Don't use too many words. Received thinking suggests 16 words (yes, SIXTEEN) per slide is optimal and no more than three font variations (where bold, size and italic are each variations). Remember, visual aids are just that, assistance for the speaker to put across an effective, powerful message or help tell a joined up story.
Don't forget to look at all your audience. Concentrate on key stakeholders, look for cues in their body language - are they bored ? short of time ? struggling to hear ? If you can't meet the audience eye-to-eye - go for the forehead or mouth, since you won't be kissing them and are a few metres away, they won't notice the difference. Gaze aversion is very natural (it shows you are thinking) but try to work your attention around the room (S-L-O-W-L-Y) to connect with each individual.

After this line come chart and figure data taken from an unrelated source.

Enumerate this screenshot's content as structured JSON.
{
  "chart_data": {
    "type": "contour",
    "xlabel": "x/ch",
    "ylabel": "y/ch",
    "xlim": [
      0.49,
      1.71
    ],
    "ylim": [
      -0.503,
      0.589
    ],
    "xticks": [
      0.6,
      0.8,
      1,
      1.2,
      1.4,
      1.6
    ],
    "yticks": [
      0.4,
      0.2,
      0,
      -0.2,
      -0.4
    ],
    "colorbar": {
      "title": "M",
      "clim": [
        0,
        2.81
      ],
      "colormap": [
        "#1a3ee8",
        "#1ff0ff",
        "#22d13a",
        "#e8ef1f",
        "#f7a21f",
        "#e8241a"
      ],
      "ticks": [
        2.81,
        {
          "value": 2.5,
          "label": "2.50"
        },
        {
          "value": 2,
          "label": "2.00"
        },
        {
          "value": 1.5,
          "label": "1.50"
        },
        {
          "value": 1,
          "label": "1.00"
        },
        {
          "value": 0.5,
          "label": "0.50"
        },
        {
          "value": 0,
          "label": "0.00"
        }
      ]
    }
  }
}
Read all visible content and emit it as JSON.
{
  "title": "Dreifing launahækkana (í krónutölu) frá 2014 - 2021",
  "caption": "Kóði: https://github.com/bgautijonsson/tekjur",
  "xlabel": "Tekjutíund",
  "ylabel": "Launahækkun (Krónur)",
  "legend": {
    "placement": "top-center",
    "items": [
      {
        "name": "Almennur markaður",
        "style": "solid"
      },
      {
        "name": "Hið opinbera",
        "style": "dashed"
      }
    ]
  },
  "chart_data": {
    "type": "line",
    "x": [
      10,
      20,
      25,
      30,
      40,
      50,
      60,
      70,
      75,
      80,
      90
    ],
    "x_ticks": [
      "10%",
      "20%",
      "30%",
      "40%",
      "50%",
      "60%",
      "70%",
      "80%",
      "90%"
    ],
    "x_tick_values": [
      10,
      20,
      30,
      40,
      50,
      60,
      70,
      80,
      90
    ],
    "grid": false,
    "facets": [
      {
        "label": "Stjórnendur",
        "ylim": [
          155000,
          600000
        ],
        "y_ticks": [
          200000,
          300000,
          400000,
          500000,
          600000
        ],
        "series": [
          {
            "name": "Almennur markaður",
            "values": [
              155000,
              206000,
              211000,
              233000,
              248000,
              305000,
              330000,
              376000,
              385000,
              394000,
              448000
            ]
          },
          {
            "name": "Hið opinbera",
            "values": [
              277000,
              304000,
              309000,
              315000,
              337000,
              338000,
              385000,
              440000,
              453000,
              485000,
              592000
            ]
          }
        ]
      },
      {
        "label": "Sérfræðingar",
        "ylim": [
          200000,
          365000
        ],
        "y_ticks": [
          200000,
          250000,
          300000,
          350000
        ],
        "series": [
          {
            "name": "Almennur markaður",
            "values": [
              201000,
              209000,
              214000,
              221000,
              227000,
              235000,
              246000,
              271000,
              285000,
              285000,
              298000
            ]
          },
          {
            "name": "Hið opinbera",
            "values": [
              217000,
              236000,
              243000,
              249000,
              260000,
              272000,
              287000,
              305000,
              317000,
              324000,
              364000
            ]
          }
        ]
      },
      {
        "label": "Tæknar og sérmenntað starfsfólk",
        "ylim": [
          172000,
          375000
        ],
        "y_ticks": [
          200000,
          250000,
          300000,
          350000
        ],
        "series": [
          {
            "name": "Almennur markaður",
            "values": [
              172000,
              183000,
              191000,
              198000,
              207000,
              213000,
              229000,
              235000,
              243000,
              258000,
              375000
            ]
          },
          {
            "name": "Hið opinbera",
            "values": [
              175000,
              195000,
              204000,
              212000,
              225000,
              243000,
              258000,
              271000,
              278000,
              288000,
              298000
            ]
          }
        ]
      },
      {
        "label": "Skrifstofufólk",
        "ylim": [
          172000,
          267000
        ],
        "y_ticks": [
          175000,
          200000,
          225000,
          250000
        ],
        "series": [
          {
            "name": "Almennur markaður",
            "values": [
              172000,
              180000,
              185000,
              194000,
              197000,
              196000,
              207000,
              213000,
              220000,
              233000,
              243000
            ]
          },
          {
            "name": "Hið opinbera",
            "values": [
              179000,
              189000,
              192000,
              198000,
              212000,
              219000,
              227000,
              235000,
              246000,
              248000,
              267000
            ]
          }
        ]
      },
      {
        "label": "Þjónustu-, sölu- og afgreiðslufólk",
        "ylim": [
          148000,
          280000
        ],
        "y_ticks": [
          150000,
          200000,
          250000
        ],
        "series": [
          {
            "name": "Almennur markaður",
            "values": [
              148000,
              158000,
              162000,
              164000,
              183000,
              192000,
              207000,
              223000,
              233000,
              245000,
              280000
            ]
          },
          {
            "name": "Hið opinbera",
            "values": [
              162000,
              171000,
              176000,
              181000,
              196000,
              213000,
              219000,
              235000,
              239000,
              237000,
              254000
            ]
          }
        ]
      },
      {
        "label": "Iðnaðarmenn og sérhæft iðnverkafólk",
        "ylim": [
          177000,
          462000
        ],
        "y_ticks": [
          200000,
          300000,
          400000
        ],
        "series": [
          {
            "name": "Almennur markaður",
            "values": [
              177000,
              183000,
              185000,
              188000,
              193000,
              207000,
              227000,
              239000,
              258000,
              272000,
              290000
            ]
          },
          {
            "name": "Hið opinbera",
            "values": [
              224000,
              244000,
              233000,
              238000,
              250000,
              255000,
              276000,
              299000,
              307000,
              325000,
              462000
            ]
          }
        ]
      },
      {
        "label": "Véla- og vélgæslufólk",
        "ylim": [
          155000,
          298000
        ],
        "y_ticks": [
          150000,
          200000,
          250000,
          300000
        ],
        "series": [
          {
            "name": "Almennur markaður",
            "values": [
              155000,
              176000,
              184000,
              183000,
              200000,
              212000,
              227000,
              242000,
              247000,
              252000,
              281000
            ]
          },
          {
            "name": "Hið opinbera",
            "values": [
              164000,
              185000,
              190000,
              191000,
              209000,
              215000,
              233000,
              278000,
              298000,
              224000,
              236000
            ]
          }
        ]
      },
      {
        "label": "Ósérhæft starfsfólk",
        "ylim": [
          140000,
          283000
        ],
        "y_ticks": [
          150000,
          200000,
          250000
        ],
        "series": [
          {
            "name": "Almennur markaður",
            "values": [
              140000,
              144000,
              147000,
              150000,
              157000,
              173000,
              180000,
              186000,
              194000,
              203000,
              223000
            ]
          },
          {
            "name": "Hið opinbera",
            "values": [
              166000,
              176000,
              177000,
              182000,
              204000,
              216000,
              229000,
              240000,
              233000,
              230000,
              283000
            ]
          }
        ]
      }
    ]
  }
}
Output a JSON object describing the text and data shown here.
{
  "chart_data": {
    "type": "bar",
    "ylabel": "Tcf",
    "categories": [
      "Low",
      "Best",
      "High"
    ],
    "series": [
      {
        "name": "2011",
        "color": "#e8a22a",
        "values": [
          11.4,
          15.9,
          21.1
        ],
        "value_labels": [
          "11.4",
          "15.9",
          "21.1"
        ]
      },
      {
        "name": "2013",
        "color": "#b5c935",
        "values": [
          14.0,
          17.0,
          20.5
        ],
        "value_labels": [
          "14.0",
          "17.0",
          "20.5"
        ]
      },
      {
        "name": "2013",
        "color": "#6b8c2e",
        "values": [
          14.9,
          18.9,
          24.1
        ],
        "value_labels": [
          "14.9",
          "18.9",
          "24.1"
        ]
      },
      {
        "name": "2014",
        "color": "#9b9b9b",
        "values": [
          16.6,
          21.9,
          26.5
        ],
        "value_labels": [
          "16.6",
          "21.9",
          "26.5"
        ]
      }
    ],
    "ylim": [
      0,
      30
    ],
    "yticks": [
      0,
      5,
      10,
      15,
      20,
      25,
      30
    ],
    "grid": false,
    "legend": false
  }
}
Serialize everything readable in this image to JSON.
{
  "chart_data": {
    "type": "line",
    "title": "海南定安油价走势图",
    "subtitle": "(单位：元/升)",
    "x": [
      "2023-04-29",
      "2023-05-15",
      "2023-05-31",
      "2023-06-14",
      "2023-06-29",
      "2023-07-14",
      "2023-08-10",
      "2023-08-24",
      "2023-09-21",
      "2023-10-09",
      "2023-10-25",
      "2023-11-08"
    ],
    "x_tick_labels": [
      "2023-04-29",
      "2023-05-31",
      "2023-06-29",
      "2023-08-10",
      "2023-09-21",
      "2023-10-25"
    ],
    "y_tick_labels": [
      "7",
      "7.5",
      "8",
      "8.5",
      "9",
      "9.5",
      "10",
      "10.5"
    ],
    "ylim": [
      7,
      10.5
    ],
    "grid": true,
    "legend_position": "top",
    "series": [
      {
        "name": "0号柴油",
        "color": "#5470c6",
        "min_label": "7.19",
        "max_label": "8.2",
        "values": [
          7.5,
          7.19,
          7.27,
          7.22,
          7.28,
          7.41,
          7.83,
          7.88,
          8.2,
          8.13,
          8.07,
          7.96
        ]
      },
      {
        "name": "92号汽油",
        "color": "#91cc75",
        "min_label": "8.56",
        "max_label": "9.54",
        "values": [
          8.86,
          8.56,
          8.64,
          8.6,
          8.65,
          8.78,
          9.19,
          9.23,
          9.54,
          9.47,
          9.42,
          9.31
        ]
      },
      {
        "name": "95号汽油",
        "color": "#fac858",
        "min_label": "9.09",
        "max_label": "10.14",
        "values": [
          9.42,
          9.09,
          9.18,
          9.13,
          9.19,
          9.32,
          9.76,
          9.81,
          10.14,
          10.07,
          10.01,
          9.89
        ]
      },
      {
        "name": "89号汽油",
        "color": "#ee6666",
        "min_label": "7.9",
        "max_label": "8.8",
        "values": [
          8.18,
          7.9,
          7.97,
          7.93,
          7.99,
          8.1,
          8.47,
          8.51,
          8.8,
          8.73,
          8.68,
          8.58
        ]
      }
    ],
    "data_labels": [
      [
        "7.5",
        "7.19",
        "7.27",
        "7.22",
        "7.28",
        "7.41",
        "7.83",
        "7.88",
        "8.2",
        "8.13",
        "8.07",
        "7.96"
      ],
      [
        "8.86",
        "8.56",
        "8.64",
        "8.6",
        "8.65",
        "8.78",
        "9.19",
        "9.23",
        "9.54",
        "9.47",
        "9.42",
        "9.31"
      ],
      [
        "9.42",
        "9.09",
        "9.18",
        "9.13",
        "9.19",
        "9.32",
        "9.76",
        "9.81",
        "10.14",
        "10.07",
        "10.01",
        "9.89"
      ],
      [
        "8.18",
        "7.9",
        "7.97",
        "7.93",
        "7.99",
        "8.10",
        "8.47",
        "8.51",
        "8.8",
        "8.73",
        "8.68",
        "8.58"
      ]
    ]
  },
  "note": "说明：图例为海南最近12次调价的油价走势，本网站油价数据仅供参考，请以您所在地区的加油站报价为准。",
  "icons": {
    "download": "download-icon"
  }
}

Don't use too may flashy bits. Whilst it is tempting to introduce sound effects and use amusing animations, these are now universally understood and available. Legendary French singer Edith Piaf (roll your R's around the refrain "Rien de Rien") used to adopt a single gesture for each of her songs and this seems a good maxim, less is better. A slick embedded video that auto plays can be very effective. A self timed slide run enables the speaker to concentrate on putting across the message and be the centre of the performance, good. But too much fizz and bang can be distracting. Software like Prezi can bring exciting multi-media feelings to slide transitions, but inhibits back tracking and requires more complex linking that may get in the way of a content heavy message.